The bowl games themselves may not matter but I do believe who you play and beat and where you go matters.

Fans love spending a few days in Orlando, Tampa, Jacksonville, Nashville, Atlanta etc. and it's nice to have decent bowls in a day's drive. Add into the fact that Tennessee can beat a Big Ten or ACC team, and 10-3 is a good season.

Now what you want to avoid is the sh*** places like Memphis where you get stuck playing Kansas or Army, that would be awful.
 
#32
#32
To answer the question though, if we win out we're probably a lock for the CItrus Bowl, which I believe is now the best non-NY6/playoff bowl anyone can play in payout wise.
Probably still need a little help in that regard. If we win out and all SEC matchups go as expected by current records (they won't, but still), you're going to have a 3-team logjam of 9-3 SEC teams with ourselves, Vanderbilt, and Oklahoma/Missouri winner.
Better bet on Tennessee's end would be either Oklahoma beating Alabama, Missouri, and LSU or Missouri beating A&M, Miss St, Oklahoma, and Arkansas. If one of those two did that and made the playoff, a 9-3 Tennessee would be a lock for the Citrus Bowl if they win out.
 
#34
#34
To answer the question though, if we win out we're probably a lock for the CItrus Bowl, which I believe is now the best non-NY6/playoff bowl anyone can play in payout wise.
Also, the payout, more or less, is about the same when the conference revenue sharing model gets factored in. I need to find updated numbers (this was based on I believe a 2021 model given to the sports media), but the model (more or less) goes each school gets a graduated amount based on the bowl's payout to each participating team ($1,050,000 if the bowl pays $1,499,999 or less to each team; $1,325,000 if the bowl pays between $1,500,000 and $3,999,999 to each team; $1,525,000 if the bowl pays between $4,000,000 to $5,999,999 to each team; $2,050,000 if the bowl pays $6,000,000 or more or is a CFP semifinal; $2,150,000 for the CFP final).

The rest of each bowl’s payout is pooled together along with TV deal money, other bowl payouts, etc., and then would be split 17 ways (between the SEC front offices plus the now-16 SEC teams).

The Pool of 6 Bowls (Liberty, Mayo/Las Vegas, Gator, Music City, Reliaquest, Texas Bowl) all pay amounts that fall into the "the bowl pays out between $1,500,000 and $3,999,999 to each team" range, so the school keeps $1,325,000 and shares the rest.
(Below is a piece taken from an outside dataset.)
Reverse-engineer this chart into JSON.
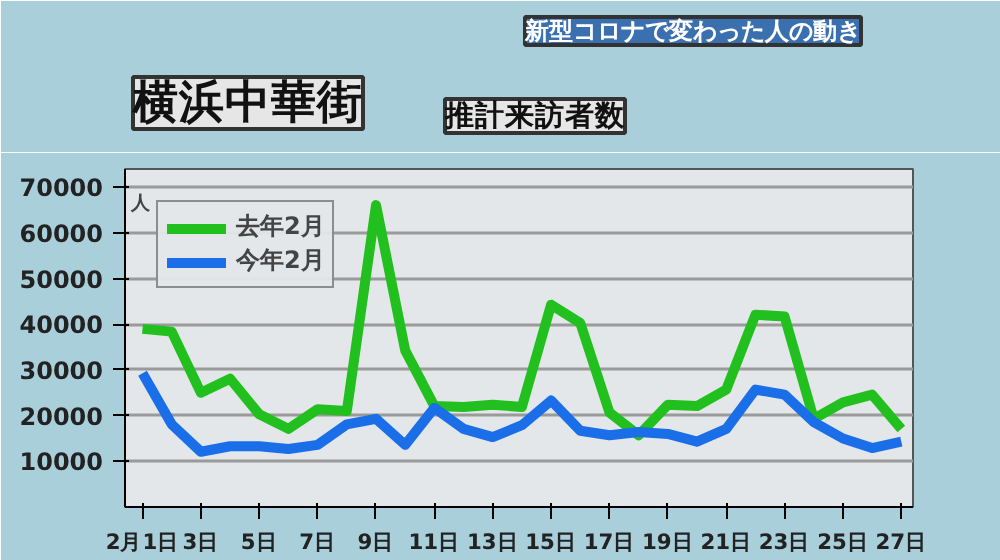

Likewise, the Citrus Bowl falls into the "the bowl pays out between $4,000,000 to $5,999,999 to each team" range, so the SEC team keeps $1,525,000 and shares the rest. As far as what the individual payout would be to Tennessee, between playing in the Citrus Bowl versus the Liberty/Mayo-Las-Vegas/Gator/Music City/Reliaquest/Texas Bowl, it's really only a difference of like $200,000 of what the team nets and doesn't share with the conference when it comes to the bowl payouts.
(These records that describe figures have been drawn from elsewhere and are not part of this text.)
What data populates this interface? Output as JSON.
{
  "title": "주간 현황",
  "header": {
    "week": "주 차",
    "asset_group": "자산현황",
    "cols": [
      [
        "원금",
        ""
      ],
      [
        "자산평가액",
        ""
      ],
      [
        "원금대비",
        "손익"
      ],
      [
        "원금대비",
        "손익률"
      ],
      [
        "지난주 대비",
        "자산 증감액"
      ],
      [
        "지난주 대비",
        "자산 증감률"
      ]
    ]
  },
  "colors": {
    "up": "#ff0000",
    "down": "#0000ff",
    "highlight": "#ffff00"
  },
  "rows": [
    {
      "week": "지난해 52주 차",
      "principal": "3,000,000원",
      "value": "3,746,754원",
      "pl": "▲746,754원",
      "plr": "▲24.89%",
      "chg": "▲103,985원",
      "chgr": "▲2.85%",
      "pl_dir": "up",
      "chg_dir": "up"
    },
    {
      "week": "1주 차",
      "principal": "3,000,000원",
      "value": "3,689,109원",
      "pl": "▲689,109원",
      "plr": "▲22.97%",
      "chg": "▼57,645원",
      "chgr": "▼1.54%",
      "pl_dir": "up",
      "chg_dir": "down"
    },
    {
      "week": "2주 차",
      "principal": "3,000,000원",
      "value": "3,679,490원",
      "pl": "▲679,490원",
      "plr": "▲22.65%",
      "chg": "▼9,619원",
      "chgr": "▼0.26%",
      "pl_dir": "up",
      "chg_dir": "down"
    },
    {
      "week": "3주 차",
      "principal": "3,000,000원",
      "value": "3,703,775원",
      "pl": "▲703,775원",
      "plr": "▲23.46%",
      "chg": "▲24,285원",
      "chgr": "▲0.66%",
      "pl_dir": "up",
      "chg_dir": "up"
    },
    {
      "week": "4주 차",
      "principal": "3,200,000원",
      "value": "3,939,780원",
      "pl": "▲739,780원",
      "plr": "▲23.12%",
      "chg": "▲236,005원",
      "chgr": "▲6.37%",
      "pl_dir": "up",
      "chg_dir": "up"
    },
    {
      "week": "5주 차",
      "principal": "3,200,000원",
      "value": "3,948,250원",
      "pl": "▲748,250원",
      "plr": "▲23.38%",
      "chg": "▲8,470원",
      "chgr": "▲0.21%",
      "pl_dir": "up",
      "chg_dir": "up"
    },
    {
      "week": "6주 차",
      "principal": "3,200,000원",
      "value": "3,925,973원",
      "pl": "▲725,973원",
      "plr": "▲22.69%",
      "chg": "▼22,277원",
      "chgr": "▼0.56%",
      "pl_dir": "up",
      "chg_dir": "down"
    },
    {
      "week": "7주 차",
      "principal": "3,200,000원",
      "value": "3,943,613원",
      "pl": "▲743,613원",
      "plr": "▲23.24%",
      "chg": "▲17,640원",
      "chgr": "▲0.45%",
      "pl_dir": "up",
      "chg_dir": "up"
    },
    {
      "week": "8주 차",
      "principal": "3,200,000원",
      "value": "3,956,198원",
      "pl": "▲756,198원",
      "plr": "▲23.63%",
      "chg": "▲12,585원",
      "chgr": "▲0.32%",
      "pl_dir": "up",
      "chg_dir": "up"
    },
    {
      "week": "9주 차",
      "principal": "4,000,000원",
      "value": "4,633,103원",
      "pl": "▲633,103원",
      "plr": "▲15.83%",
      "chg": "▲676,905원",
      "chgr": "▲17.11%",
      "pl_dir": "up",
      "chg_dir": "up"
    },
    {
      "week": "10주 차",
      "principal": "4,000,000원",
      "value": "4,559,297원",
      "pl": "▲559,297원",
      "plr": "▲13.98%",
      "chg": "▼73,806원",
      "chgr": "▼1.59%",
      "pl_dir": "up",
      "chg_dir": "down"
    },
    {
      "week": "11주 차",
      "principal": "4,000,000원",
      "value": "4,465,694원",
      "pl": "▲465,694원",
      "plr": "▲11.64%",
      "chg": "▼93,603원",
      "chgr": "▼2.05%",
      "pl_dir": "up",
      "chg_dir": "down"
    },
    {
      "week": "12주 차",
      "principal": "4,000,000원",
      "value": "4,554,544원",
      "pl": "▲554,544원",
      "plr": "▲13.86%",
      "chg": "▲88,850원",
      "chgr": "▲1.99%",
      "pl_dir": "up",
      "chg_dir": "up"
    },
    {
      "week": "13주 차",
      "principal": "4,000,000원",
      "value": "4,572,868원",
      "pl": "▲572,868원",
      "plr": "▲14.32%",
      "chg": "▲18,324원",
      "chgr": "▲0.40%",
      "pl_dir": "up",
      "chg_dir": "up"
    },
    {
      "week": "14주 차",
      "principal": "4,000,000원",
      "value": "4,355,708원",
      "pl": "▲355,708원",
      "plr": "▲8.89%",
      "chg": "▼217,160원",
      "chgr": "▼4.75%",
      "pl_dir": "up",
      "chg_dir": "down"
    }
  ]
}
(I was also surprised to discover what the next highest total payout (amount split between the two participating teams) after the Citrus Bowl. The Liberty, Mayo, Gator, Music City, and Reliaquest bowls all pre-split-between-participants payout totals of around $4.7M, $4.78M, $5,35M, $5.7M, and $5.4M, respectively? The Texas Bowl? A whopping $6.7M.)